In June 2013, Edward Snowden defected from America to Hong Kong and disclosed the U.S. government’s “PRISM” surveillance program for monitoring telephone communications and Internet activities of U.S. citizens and foreigners. This news shocked the world.

The current “PRISM” program begins and ends at preventing and stopping terrorism in the U.S. Snowden’s praise of China’s human rights feigns ignorance. Snowden, a former employee of a service contractor for the U.S. Central Intelligence Agency (CIA), is a 29-year-old high school dropout.

It’s doubtful that he understands world affairs or knows the meaning of freedom and human rights. In fact, the statements Snowden made publicly in Hong Kong display his ignorance. Snowden said the reason he chose Hong Kong was that he had confidence in the rule of law in Hong Kong and admired China’s human rights situation.

This argument is so naive that any Hong Kong resident would think it’s laughable! In the end, Snowden was forced to leave Hong Kong and travel to Russia. He did not get the protection of Hong Kong’s law in which he had so much “confidence,” nor did he experience the Chinese human rights he so “trusted.”

His father is urging him not to betray his country. In a speech on national television, he warned his son not to further divulge national secrets and to not betray his country; he’s advised Snowden to return to face trial.

No matter whether China was involved in plotting Snowden’s attempted defection or not, it served as advantageous to the Chinese Communist Party (CCP). During the period of his uncertain future in Hong Kong, Snowden was very likely under the watchful eye of China. The authorities in Beijing would have sent someone to obtain information from him.

On June 21, the U.S. Justice Department requested the Hong Kong authorities to extradite Snowden on the grounds of espionage, theft, and transfer of government property.
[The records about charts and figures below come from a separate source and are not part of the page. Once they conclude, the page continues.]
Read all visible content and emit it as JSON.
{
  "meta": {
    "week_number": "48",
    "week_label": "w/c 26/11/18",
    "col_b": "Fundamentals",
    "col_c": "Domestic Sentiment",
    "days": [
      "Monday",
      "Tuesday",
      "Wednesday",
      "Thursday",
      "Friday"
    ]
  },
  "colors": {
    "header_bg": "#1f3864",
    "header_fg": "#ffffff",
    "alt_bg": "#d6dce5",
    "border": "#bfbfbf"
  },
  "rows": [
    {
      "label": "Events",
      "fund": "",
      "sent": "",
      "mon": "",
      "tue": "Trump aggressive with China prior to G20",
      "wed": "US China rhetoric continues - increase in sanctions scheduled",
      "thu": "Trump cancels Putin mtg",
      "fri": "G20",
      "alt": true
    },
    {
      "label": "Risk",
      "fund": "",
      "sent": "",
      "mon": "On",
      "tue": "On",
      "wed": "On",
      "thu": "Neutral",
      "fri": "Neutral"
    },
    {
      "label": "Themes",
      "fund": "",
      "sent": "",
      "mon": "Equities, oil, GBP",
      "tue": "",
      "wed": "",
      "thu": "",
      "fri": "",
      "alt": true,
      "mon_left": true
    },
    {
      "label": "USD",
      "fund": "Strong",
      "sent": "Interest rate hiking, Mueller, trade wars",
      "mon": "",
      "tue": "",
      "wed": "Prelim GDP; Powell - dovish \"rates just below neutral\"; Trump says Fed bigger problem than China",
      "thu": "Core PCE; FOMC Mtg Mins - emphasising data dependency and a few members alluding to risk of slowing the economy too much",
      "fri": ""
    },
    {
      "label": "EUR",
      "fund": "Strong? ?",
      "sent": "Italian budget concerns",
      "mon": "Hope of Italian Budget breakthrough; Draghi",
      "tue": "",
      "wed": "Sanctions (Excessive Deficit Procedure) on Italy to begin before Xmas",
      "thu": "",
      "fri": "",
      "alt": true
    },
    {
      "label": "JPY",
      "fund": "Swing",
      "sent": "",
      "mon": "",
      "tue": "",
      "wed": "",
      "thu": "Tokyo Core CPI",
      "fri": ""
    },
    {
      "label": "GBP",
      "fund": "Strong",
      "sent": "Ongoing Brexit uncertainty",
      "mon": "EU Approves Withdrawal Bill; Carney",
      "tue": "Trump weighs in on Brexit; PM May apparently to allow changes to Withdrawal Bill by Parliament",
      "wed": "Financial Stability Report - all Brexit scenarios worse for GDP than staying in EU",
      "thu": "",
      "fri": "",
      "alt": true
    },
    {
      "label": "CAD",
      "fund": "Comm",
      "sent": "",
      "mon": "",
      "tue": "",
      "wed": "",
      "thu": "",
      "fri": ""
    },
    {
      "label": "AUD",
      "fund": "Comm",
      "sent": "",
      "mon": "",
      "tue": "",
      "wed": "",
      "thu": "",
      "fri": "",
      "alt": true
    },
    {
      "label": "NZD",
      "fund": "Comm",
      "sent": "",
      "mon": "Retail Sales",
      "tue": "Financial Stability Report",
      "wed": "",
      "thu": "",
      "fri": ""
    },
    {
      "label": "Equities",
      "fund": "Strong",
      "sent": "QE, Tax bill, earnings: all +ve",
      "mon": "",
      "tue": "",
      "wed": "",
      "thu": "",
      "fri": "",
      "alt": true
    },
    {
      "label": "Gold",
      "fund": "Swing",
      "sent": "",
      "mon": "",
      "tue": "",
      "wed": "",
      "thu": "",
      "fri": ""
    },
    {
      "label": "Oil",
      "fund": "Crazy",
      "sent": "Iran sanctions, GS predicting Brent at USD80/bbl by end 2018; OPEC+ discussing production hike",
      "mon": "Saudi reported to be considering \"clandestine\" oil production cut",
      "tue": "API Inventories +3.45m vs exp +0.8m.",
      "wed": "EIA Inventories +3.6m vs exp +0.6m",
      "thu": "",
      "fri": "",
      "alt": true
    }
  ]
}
Letting Snowden go from Hong Kong on June 23 indicates that the CCP doesn’t mind damaging current Sino-US relationships. After gathering what intelligence Snowden had to offer, they dumped him as a burden onto a third country.

A Chinese Snowden could be 10 times worse

Netizens predict that the Snowden defection will encourage more Chinese people to defect. The CCP will be keeping a close watch on its Internet monitoring staff, particularly those in key positions.

The CCP is accused of committing Internet hacking, theft of other country’s commercial and military secrets, and intellectual property infringement. In addition, the Chinese government openly censors the Internet, deprives its citizens the right to information, monitors online communications, and punishes dissidents based on their words alone.

Just imagine if someone fled from that system and exposed Chinese Internet monitoring secrets and the inner workings behind China’s Internet hacking attacks. It would certainly cause an uproar 10 or even 100 times bigger than Snowden’s.